Regulation of gene expression is key determinant to cell structure and function. RNA localization, where specific mRNAs are transported to subcellular regions and then translated, is highly conserved in eukaryotes ranging from yeast to extremely specialized and polarized cells such as neurons. Messenger RNA and associated proteins (mRNP) move from the site of transcription in the nucleus to their final destination in the cytoplasm both passively through diffusion and actively via directed transport. Dysfunction of RNA localization, transport and translation machinery can lead to pathology. Single-molecule live-cell imaging techniques have revealed unique features of this journey with unprecedented resolution. In this review, we highlight key recent findings that have been made using these approaches and possible implications for spatial control of gene function.

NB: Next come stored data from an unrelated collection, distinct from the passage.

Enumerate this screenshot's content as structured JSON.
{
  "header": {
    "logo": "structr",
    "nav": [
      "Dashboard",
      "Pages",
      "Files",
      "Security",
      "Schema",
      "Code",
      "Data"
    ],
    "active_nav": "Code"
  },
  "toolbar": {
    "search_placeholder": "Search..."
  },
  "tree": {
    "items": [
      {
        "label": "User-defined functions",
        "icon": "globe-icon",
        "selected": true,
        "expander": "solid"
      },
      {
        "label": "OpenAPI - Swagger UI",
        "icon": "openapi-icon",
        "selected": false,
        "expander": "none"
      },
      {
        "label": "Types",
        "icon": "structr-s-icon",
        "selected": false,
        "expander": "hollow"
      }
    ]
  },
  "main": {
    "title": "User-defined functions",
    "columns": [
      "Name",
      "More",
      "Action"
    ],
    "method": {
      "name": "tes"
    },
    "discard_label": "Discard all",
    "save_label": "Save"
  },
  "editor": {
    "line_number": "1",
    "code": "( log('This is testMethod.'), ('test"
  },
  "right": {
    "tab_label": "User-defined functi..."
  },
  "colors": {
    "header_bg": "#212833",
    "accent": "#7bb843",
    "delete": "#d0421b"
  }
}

Figure 1. Messenger RNPs control the journey from birth to death

Dynamic association with RNA-binding proteins regulates the journey of an mRNA from transcription in the nucleus to translation and degradation in the cytoplasm. In the nucleus, pre-mRNAs are capped, spliced, cleaved and polyadenylated co-transcriptionally but then diffuse to nuclear pore complexes. Quality control mechanisms ensure that only properly processed mRNPs are remodeled and exported to the cytoplasm, where they undergo a series of diffusional and transported steps. Continuous mRNA remodeling allows proper RNA transport and localization to the subcellular sites of translation and degradation. Dotted orange arrows represent communication between the cytoplasm and the nucleus.

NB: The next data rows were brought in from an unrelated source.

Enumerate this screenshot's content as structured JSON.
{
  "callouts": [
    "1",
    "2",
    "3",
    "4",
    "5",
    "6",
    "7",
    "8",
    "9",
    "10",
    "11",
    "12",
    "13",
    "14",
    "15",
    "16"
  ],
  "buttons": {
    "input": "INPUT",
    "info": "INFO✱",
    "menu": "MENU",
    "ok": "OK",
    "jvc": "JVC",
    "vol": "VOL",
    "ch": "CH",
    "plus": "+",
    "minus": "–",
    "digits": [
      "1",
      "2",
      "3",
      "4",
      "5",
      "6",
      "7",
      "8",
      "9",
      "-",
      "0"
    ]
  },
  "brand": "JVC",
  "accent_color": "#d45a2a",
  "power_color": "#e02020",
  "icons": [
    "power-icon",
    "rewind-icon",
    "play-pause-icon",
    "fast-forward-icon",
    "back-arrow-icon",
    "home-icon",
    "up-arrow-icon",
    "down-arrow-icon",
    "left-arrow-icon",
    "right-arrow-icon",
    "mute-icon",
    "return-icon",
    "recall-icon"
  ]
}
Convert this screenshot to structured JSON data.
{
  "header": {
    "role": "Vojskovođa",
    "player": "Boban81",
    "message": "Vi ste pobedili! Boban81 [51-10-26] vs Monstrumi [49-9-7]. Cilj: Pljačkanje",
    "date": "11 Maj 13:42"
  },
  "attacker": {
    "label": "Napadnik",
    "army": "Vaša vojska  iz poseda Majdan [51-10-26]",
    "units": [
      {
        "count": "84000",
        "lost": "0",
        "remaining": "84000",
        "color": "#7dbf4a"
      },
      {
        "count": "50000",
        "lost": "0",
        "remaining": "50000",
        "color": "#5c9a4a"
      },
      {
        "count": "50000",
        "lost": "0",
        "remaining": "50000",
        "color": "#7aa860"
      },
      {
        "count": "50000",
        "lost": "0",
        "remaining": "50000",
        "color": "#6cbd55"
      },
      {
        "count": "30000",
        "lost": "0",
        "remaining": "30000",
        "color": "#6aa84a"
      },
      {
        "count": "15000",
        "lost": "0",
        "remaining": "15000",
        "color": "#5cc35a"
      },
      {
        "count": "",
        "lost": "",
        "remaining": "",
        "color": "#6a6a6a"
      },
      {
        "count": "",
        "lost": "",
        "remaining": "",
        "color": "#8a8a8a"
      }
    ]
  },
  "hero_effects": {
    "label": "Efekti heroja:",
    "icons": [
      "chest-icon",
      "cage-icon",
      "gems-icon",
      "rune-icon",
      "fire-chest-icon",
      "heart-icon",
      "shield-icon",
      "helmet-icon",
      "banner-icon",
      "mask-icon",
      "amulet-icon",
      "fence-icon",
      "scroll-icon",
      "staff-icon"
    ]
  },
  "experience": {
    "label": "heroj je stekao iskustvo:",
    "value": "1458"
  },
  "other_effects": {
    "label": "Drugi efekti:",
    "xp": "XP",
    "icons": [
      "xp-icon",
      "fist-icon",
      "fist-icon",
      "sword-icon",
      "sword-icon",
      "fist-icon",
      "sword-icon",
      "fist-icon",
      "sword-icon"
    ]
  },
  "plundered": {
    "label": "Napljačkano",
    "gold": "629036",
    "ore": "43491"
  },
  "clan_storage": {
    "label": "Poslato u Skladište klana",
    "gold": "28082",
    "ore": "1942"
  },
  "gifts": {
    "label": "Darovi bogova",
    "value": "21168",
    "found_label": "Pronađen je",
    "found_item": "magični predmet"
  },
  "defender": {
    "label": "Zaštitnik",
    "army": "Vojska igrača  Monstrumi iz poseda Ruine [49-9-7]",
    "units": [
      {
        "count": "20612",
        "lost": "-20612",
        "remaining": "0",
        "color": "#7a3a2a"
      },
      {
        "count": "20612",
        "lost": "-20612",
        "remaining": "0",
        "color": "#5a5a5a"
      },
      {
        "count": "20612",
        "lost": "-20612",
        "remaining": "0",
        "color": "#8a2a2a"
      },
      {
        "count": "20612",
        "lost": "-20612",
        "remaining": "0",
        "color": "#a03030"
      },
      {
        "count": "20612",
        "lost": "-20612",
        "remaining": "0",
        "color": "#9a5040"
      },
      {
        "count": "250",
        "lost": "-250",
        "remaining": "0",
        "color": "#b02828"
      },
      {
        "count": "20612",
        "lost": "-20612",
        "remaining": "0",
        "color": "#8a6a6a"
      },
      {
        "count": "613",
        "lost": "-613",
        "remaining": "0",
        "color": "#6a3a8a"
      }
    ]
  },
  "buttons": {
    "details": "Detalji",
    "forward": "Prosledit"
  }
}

Figure 2. Single-molecule live-cell imaging techniques that monitor mRNP dynamic translation

(a) Nascent peptide imaging techniques (SINAPS, NTC and others) [74-78] visualize translation in real time. RNA reporter construct includes a labeling tag for the nascent peptide (SunTag or FLAG) in the coding sequence and MS2 or PP7 stem-loops in the 3′-UTR for labeling the mRNA. Co-expression of fluorescent antibodies that interact with SunTag and FLAG (green) allows the visualization of nascent peptide chains (blue). Fluorescent proteins (FPs) fused with the MCP or PCP (red) bind to the 3′-UTR and enables mRNA tracking. Actively translating mRNAs are visualized as yellow spots. (b) Translating RNA imaging by the coat protein knock-off (TRICK) method [73] discriminates between mRNAs that have undergone the first round of translation (red spots) and mRNAs that have never been translated (yellow spots) by tagging both the coding sequence and 3′-UTR with RNA stem-loops that bind distinct FPs (green and red). The FP bound to the tags in the coding region is knocked-off by the translating ribosome. (c) Fluorescence fluctuation spectroscopy (FFS) [19] allows spatiotemporal quantification of the association between fluorescent labeled ribosomes (red) and MS2-tagged mRNAs (green) as they pass through a femtoliter volume illuminated by a two-photon spot. (d) Co-tracking of fluorescent labeled ribosomes (red) and mRNAs using the MS2 system (green) shows translation “hot-spots” and dynamics of polysomes in living cells [55].